Debt servicing costs were already unsustainable

The problem is that before some households' incomes got reduced by the lockdown, they were spending 64% of their take-home pay on average to repay all their monthly debt instalments. Low-income-earners taking home less than R5 000 a month coughed out 71% on average.

"The average salary in South Africa is R3 500 and so many people have to get by on that. You are left basically with about R1 000 a month to pay for food, pay for your transport, pay for your kids' needs," said Sager.

Credit bureau, TransUnion expects to release its Q1 2020 Industry Insights Report in mid-June. But prior to Covid-19, the bureau's data showed that serious delinquency levels – accounts that are three or more months in areas – were rising significantly, even for secured motor and home loan portfolios. The last three months of 2019 represented the eighth consecutive quarter in which more consumers' home loans moved deeper into arrears.

TransUnion South Africa has put together different scenarios on how Covid-19 could change this. Even without Covid-19, delinquencies were expected to continue with their previous pace. The worst scenario, in which the country takes one year to recover, TransUnion South Africa director of research and consulting, Carmen Williams said delinquency was expected to "deteriorate significantly".

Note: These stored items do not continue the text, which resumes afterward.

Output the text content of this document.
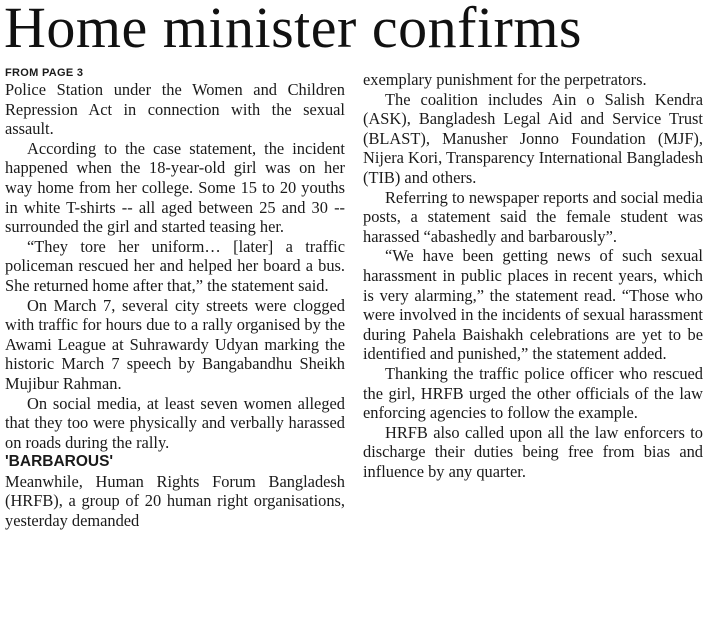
Home minister confirms

FROM PAGE 3

Police Station under the Women and Children Repression Act in connection with the sexual assault.

According to the case statement, the incident happened when the 18-year-old girl was on her way home from her college. Some 15 to 20 youths in white T-shirts -- all aged between 25 and 30 -- surrounded the girl and started teasing her.

“They tore her uniform… [later] a traffic policeman rescued her and helped her board a bus. She returned home after that,” the statement said.

On March 7, several city streets were clogged with traffic for hours due to a rally organised by the Awami League at Suhrawardy Udyan marking the historic March 7 speech by Bangabandhu Sheikh Mujibur Rahman.

On social media, at least seven women alleged that they too were physically and verbally harassed on roads during the rally.

'BARBAROUS'

Meanwhile, Human Rights Forum Bangladesh (HRFB), a group of 20 human right organisations, yesterday demanded

exemplary punishment for the perpetrators.

The coalition includes Ain o Salish Kendra (ASK), Bangladesh Legal Aid and Service Trust (BLAST), Manusher Jonno Foundation (MJF), Nijera Kori, Transparency International Bangladesh (TIB) and others.

Referring to newspaper reports and social media posts, a statement said the female student was harassed “abashedly and barbarously”.

“We have been getting news of such sexual harassment in public places in recent years, which is very alarming,” the statement read. “Those who were involved in the incidents of sexual harassment during Pahela Baishakh celebrations are yet to be identified and punished,” the statement added.

Thanking the traffic police officer who rescued the girl, HRFB urged the other officials of the law enforcing agencies to follow the example.

HRFB also called upon all the law enforcers to discharge their duties being free from bias and influence by any quarter.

Stagnant salary increases to blame

While the spotlight now is in the impact of Covid-19, DebtBusters say this household debt crisis stems from the fact that nominal salaries and wages in SA increased by just 1% between 2016 and quarter one of 2020 while inflation shot up 19% over the same period. This means, in real terms, the income South African's earned in the first quarter of 2018 couldn't buy them 18% of the things it used to in 2016.

"If you are a private sector employed person, the likelihood is that you didn't get any meaningful pay increases over the last several years. That's what makes it bad," said Sager.